The purpose of the CMMC is to provide a unified cybersecurity standard for DoD acquisitions. After implementation, contractors will become certified within one of the CMMC “Levels.” Self-certification of FAR and DFARS data security contract clauses will end as DoD contractors will now be compelled to pass third party certifications.

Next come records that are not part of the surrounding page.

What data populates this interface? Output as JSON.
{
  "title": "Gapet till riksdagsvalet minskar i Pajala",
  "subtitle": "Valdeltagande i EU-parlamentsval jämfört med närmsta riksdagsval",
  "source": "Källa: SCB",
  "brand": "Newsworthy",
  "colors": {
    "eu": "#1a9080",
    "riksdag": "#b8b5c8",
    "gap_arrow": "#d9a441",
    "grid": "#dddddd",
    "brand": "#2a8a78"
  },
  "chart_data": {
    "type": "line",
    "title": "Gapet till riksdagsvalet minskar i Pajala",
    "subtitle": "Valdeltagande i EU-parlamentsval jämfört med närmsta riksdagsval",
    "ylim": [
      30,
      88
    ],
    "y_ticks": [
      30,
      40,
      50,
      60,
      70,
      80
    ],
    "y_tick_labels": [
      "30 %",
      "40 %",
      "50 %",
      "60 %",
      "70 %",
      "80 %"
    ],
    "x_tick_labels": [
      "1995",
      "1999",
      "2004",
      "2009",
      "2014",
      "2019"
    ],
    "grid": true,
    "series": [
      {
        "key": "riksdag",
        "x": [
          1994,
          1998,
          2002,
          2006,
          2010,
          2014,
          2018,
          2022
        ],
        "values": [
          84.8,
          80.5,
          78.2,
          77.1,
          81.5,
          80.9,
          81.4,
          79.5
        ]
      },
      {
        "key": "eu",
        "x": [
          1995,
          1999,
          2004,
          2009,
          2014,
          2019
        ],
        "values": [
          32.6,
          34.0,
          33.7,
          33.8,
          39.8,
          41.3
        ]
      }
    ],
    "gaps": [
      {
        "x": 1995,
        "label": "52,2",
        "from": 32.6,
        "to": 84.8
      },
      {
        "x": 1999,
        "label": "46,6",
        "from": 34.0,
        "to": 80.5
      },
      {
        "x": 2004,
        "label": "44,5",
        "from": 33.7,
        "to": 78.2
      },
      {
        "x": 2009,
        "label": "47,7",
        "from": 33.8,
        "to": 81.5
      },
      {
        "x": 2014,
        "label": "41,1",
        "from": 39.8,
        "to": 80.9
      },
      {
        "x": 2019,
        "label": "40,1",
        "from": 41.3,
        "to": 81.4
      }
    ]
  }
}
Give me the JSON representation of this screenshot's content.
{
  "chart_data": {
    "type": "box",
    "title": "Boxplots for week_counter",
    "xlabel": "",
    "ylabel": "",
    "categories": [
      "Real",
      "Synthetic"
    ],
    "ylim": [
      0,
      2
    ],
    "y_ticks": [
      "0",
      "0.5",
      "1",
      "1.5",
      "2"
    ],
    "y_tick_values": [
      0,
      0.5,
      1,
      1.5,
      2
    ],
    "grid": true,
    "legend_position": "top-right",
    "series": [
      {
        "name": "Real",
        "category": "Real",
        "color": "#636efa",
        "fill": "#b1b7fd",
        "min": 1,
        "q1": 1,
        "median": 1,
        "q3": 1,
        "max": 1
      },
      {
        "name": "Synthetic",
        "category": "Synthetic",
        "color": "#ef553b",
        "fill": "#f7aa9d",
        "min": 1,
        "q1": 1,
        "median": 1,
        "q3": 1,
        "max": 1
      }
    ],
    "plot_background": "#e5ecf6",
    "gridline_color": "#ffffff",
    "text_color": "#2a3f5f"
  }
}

The CMMC Briefing, Model v1.0 and Appendices are posted on the web site of the Office of the Under Secretary of Defense for Acquisition & Sustainment (CMMC) at https://www.acq.osd.mil/cmmc/draft.html.
A few items worth noting:
- Version 1.0 consists of 17 domains and 43 capabilities. It provides some clarity for Level 4-5 practices,
- Appendix E of Version 1.0 is a ‘source mapping’ resource that traces the sources of V.1 practices and processes beyond the Basic Safeguarding FAR and Network Penetration DFARS to CIS Controls v7.1, CERT Resilience Model v1.2 and the Australian and UK Cyber Essentials standards,
- DoD confirms the use of a phased rollout, targeting 10 RFIs and 10 RFPs in 2020 translating to a supply chain of approximately 150 contractors,
- DoD announced the formation of a 13-member Accreditation Body (CMMC-AB) for training and certifying third party assessment organizations (C-3PAOs) which will assess the DoD contractors (initial list expected in April),
- DoD is working with Defense Acquisition University to create a CMMC training program for small business contractors, and
- DoD officials suggested in the briefing that CMMC certifications will remain valid for 3 years, a significant expansion of earlier indications (i.e., 2 years).
A recent move that can only risk some of the targeted timelines, is DoD’s announcement that it intends to implement CMMC through a new DFARs rulemaking prior to September 2020. Given the stakes at issue, DoD’s lawyers wisely decided to avail themselves of the protections of the Administrative Procedure Act. That will significantly shield the CMMC from later legal challenges.